Keine Frist für Gerichte
Umstritten ist die Rolle der Gemeinden im Bewilligungsprozess. Die Mehrheit der Urek-N betont, dass diese bereits weitgehende Möglichkeiten hätten, sich in die Nutzungsplanung für Windenergieprojekte einzubringen. Da die Vorlage nur Projekte mit rechtskräftiger Nutzungsplanung betrifft, sieht die Mehrheit keinen Mehrwert in einer zusätzlichen Mitwirkungsmöglichkeit für die Gemeinden.
Eine Minderheit beantragt dem Nationalrat hingegen, die Vorlage an die Kommission zurückzuweisen. Sie soll so überarbeitet werden, dass für Windenergieanlagen im beschleunigten Verfahren auch zur Baubewilligung nochmals ein Volksentscheid auf Gemeindeebene ermöglicht wird.
Nach verschiedenen Anhörungen hat die Urek-N darauf verzichtet, den Gerichten bei Einsprachen eine verbindliche Entscheidungsfrist von neunzig Tagen zu setzen. Damit bleibe die Unabhängigkeit der Justiz gewahrt, hiess es in der Mitteilung. Die Gerichte seien jedoch aufgerufen, die Verfahren möglichst schnell abzuwickeln.
Zwei Projekte im Fokus
Die Vorlage zielt insbesondere auf zwei Windparks. Einer davon ist eine Anlage mit acht Windturbinen in der Gemeinde Cugy VD oberhalb von Lausanne. Das Bundesgericht wies die Beschwerden der Gemeinde und von elf Privatpersonen gegen den Teilnutzungsplan im vergangenen März ab.
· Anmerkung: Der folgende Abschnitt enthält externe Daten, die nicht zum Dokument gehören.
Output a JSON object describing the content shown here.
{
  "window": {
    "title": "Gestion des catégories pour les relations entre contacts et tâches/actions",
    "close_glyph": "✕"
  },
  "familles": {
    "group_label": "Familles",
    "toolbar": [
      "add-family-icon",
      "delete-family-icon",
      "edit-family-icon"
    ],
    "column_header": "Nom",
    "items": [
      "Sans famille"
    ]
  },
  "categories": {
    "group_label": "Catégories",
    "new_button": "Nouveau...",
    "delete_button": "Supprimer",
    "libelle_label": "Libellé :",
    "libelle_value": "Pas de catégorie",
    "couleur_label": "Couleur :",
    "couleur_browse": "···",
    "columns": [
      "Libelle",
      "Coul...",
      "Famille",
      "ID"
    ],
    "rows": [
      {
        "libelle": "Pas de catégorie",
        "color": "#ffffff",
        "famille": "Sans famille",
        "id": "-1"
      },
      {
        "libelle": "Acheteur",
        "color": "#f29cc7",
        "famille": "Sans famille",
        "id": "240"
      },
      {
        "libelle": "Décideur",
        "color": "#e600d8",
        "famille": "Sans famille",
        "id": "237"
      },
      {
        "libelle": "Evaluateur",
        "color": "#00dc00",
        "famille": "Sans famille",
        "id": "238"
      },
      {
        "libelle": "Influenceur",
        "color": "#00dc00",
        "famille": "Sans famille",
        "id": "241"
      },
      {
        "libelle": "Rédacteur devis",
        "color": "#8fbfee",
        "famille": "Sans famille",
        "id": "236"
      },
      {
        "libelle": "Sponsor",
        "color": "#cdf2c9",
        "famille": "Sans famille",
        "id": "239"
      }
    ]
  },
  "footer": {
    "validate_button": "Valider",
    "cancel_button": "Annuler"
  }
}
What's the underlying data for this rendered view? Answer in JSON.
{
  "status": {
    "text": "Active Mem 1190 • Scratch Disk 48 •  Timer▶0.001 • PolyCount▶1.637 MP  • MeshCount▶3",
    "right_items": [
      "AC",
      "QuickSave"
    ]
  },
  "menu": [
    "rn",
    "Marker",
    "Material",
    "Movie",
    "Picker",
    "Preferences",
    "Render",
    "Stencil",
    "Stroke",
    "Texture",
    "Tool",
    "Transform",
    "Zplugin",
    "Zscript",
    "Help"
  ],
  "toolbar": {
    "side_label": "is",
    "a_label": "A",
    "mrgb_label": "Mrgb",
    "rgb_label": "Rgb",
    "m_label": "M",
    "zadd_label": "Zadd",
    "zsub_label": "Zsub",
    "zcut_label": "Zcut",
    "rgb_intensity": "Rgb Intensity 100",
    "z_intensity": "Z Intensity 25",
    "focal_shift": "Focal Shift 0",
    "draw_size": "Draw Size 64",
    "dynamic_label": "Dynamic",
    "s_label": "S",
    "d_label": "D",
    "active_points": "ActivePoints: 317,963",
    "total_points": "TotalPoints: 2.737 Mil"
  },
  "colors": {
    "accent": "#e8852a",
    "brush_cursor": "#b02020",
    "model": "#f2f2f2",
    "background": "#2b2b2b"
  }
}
Damit machte es den Weg frei für die Baubewilligung, die nach geltendem Recht angefochten werden kann.
Der zweite Windpark ist auf dem Grenchenberg SO vorgesehen. Dort musste die Bauherrschaft auf Geheiss des Bundesgerichts vom November 2021 zwei der ursprünglich geplanten sechs Windturbinen opfern. Auch hier ist nach dem höchstinstanzlichen Entscheid der Weg frei für die anfechtbare Baubewilligung.